Se levantaron y reanudaron con nueva energía su marcha hacia el Sur a lo largo del cauce, siguiendo el camino del día anterior, trepando por los restos de los viejos torrentes. A la izquierda, a cien o doscientos metros más arriba de ellos, se extendía la orla (orla = borde, orilla) de lava que exhalaba un hálito (hálito = 2 Vapor que una cosa arroja.) de fuego. Pero avanzaba lentamente y la distancia entre los exploradores y aquella mortal barrera negra aumentaba sin cesar. Pronto pudieron ver que la barrera contorneaba la falda del volcán: habían dejado atrás el torrente de lava.
— De un peligro hemos escapado ya — dijo Makshéiev con un suspiro de alivio.
El cauce se estrechaba en varios sitios suficientemente para poder saltar por encima del fango. Pero, en la orilla opuesta, el muro perpendicular cortaba el paso en todas partes. Había que proseguir la marcha. Pronto iniciaron los exploradores 1a ascensión del más alto torrente de antigua lava condensada en la falda occidental del volcán. Luego estaba la depresión del lago. Una vez arriba, vieron que sus probabilidades de salvación habían aumentado considerablemente.
Este viejo raudal había dividido la lava nueva en dos partes y se alzaba entre ellas como un lomo aplastado. Desde su cresta, donde los viajeros se sentaron tranquilamente, podían ver delante, a sus pies, la depresión del lago apacible como un espejo enmarcado de verde que había suscitado el entusiasmo de Pápochkin. Ahora no había lago ni palmeras ni hierba, sino que se extendía un campo de fango gris con algunos charcos de agua negra. Hacia él avanzaba desde el volcán el extremo del segundo raudal de lava, y el contacto de los bloques de lava incandescente con el fango húmedo producía un redoble ininterrumpido de pequeñas explosiones que emitían nubecillas de vapores blancos.

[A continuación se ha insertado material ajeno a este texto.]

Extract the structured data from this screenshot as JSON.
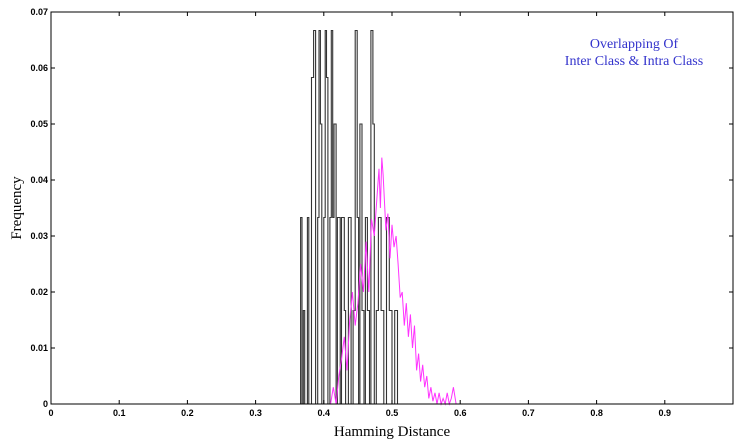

Aunque desde el sitio donde se habían instalado los viajeros estaban separados por quinientos o seiscientos pasos de los raudales de lava ardiente, la vecindad de las superficies recalentadas se hacía sentir mucho. La temperatura era infernal, más aun porque abrasaban implacablemente los rayos de Plutón, al que las nubes no velaban en absoluto.
Los hombres, inmovilizados e inactivos, estaban aplanados de calor y se despojaron de las prendas superfluas. Empezaban a notar el hambre y el cansancio. Aquella noche habían dormido poco y se habían pasado el resto del tiempo corriendo inquietos.